5) Seeking Inspiration – Begging for Treatment: Who is it that’s pleading? Loved ones always remain hopeful, and hope is perhaps the greatest compensatory behavior. We practitioners know that it often takes years of coaxing and nagging for one spouse to convince the other to get help. An unmotivated patient (pushed by the spouse, preferring to look at the walls rather than at you) will undoubtedly be your first challenge. I’ve seen it go two ways. The more you talk, the higher the walls of resistance. However, letting the patient talk is key. Before we can be the audiologist, we must be the “counselor” — helping shift the patient from negative feelings to positive experiences. Our compassion and understanding is vital. We must find out what he/she really wants by framing the initial interview on favorable options and positive outcomes.

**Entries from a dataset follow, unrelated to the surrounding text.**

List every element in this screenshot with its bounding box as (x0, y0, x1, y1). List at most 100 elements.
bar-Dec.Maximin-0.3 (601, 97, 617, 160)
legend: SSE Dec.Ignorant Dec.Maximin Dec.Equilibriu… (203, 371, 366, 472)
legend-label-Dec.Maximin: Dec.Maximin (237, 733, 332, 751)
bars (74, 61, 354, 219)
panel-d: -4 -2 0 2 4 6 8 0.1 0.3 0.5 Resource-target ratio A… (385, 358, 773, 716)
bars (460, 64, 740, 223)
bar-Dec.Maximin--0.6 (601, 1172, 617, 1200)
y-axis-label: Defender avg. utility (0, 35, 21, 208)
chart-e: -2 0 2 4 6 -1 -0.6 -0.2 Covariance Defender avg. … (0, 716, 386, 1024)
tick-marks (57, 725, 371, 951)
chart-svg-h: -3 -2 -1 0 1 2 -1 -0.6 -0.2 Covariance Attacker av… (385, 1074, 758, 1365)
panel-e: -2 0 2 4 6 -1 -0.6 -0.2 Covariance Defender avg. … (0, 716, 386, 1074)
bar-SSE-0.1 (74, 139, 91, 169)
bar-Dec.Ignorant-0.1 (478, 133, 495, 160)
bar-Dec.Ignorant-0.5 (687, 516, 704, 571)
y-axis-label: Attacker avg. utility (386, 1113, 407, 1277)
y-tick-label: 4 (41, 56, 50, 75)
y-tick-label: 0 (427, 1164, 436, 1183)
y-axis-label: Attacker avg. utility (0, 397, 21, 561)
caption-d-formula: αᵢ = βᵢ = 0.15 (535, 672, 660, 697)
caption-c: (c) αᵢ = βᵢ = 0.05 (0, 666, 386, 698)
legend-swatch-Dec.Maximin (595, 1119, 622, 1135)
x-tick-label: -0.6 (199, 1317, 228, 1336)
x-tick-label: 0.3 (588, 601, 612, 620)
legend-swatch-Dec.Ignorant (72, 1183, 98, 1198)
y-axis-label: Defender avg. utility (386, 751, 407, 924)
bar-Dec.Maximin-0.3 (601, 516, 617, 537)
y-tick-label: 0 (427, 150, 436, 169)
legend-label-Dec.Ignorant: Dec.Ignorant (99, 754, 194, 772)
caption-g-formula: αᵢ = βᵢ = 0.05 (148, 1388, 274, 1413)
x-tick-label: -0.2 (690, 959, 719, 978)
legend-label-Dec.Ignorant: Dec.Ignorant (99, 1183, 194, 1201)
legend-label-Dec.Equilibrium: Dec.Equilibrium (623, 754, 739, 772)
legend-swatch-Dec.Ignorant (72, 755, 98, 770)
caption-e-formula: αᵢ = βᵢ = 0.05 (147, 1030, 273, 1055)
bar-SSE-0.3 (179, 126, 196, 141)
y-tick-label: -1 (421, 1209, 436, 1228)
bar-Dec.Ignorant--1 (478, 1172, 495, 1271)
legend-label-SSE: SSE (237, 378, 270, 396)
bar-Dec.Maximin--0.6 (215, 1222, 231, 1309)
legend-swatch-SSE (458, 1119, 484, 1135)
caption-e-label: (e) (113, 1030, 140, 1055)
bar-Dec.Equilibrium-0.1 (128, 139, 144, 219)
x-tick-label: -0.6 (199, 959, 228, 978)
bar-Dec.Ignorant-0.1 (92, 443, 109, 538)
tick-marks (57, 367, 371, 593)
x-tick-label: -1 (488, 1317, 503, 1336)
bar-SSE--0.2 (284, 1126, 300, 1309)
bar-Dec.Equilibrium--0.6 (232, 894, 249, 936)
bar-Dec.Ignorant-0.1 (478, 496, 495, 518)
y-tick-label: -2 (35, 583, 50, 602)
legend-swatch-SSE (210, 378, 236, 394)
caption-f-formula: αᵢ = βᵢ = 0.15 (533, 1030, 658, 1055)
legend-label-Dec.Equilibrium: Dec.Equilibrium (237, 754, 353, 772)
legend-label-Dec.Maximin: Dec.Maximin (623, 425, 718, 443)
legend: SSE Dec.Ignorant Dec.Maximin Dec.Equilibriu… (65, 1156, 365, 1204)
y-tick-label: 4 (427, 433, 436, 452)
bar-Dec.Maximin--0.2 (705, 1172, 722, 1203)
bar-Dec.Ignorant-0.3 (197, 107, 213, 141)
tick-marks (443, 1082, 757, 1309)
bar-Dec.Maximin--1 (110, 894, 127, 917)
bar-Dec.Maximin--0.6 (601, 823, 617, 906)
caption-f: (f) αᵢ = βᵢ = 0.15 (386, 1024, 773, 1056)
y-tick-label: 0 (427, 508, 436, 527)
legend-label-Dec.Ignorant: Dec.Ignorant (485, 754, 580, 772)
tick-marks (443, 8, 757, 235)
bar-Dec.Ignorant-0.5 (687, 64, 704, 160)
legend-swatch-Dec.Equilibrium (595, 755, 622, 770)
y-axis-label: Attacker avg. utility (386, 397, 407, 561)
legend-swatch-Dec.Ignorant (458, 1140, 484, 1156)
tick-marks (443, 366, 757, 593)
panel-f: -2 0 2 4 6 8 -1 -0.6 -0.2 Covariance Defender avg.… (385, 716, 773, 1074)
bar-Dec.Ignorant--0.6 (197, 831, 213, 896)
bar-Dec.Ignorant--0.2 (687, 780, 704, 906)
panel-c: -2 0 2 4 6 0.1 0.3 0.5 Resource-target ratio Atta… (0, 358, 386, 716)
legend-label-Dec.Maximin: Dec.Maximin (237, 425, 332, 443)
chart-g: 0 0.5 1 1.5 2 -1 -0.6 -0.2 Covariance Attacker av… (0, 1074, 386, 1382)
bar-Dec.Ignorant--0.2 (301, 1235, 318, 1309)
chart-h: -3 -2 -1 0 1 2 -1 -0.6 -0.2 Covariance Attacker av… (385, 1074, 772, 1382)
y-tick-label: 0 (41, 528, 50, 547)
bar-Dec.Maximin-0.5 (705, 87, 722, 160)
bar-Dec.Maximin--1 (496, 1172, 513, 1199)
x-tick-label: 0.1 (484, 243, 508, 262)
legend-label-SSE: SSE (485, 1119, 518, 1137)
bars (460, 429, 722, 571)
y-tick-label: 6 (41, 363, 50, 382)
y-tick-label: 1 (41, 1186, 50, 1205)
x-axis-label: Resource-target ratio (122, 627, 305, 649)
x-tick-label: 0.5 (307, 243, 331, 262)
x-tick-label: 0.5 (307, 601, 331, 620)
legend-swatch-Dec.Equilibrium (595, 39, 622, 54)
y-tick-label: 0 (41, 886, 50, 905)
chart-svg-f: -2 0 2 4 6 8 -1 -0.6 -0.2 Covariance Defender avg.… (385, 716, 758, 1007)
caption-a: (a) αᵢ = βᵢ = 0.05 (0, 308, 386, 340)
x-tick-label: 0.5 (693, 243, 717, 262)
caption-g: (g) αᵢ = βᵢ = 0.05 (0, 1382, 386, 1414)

Once patients and significant others are in the building for an evaluation, the spouse may well become a positive force when she sees the benefits. That’s because both people have a hearing problem. “If and when that happens, the spouse can become a real advocate for buying these hearing aids,” adds Von Hansen, a long-time audiology consultant based in Lebanon, Ore. “They are going to make a $3,000 to $7,000 decision, and they need to make that decision as financially comfortable for themselves as possible. If the provider can offer financing options, it makes the decision to gain help far easier.”
*Related to this article’s topic and written for consumers, Dr Carmen is author of How Hearing Loss Impacts Relationships: Motivating Your Loved One (Auricle Ink, 2005) and The Consumer Handbook on Hearing Loss & Hearing Aids: A Bridge to Healing (Auricle Ink, 2014).